Few years ago i read somewhere that ODBC driver have issues on unix world and we should be using thin type of JDBC drivers. i guess we get various types of thin jdbc drivers such as type 1, type 2 .. etc. Also OCI types drivers are inferior to thin types drivers.. right ??

appreciate any suggestion.
5 REPLIES 5
Alzhy
Honored Contributor

Re: rdbms drivers; thin type, odbc, and oci on hpux11i

Then use Perl with the DBI/DBD extensions plus some other RDBMS tools.
Hakuna Matata.
Arunvijai_4
Honored Contributor

Re: rdbms drivers; thin type, odbc, and oci on hpux11i

Hi Shiv,

Since Java is platform independant, JDBC is good on both Windows and Unix world. If you want to know more about JDBC drivers,

http://java.sun.com/products/jdbc/index.jsp

-Arun
"A ship in the harbor is safe, but that is not what ships are built for"
Shivkumar
Super Advisor

Re: rdbms drivers; thin type, odbc, and oci on hpux11i

Someone said that OWP (Oracle Wire Protocol) runs on ODBC only..is it true ?
Arunvijai_4
Honored Contributor
Solution

Re: rdbms drivers; thin type, odbc, and oci on hpux11i

Hi Shiv,

Yes, it is true. OWP works only on ODBC. But, you can use ODBC_JDBC connectors.

http://media.datadirect.com/download/docs/odbc/odbcref/oracle.html

-Arun
"A ship in the harbor is safe, but that is not what ships are built for"
Ben Dehner
Trusted Contributor

Re: rdbms drivers; thin type, odbc, and oci on hpux11i

Most ODBC drivers for Unix that I know of are proprietary products that you need to buy. (Most) JDCB drivers are provided for free by the vendors, or at least with the database products.

As for OCI verses thin, it depends on your application.

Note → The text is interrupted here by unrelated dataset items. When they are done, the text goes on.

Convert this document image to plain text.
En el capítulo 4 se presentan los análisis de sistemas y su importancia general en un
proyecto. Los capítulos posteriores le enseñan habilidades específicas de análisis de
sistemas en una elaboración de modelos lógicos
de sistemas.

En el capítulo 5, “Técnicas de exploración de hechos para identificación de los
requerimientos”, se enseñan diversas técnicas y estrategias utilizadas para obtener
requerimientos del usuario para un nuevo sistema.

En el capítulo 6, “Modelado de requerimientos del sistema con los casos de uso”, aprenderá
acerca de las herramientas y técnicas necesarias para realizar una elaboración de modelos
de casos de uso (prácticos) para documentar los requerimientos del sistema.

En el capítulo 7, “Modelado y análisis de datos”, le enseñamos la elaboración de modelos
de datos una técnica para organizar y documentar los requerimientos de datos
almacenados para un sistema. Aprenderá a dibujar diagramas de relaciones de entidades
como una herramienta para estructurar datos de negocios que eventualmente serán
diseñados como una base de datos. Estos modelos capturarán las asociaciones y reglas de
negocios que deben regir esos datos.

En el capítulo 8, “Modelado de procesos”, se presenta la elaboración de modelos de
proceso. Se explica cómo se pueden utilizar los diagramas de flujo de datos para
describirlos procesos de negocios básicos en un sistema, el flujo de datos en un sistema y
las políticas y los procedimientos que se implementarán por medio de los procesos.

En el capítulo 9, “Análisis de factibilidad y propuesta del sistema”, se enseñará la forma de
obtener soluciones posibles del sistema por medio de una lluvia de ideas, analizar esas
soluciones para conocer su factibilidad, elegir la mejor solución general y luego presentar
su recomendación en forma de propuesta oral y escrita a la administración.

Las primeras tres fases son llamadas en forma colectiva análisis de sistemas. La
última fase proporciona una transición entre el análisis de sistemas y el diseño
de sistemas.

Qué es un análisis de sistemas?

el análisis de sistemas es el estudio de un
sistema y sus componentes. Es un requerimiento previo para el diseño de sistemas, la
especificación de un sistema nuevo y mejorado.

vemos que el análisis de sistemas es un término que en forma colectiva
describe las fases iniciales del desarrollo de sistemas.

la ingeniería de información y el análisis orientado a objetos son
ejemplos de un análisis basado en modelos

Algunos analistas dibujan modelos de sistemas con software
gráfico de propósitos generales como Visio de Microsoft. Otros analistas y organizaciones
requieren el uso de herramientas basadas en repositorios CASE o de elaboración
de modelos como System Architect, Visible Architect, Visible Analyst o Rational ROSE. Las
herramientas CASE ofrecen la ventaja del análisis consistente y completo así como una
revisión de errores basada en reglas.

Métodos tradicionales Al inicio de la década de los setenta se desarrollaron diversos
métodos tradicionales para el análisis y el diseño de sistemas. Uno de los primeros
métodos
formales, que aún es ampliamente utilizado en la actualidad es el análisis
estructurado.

Thin drivers are a single JAR file that contain all of the stuff to connect to a database; nice, tight and portable. However, now you have an independent Oracle client that you have to configure for connectivity.

In the case of Oracle, OCI drivers are a pass-through to the thick client. We're an Oracle shop, and, for server-based applications, I prefer the OCI driver, because it looks and acts like every other type of Oracle client. It uses the same OID naming service and other settings as all of my other server-based Oracle applications, so I only have to configure my Oracle client behavior in one place.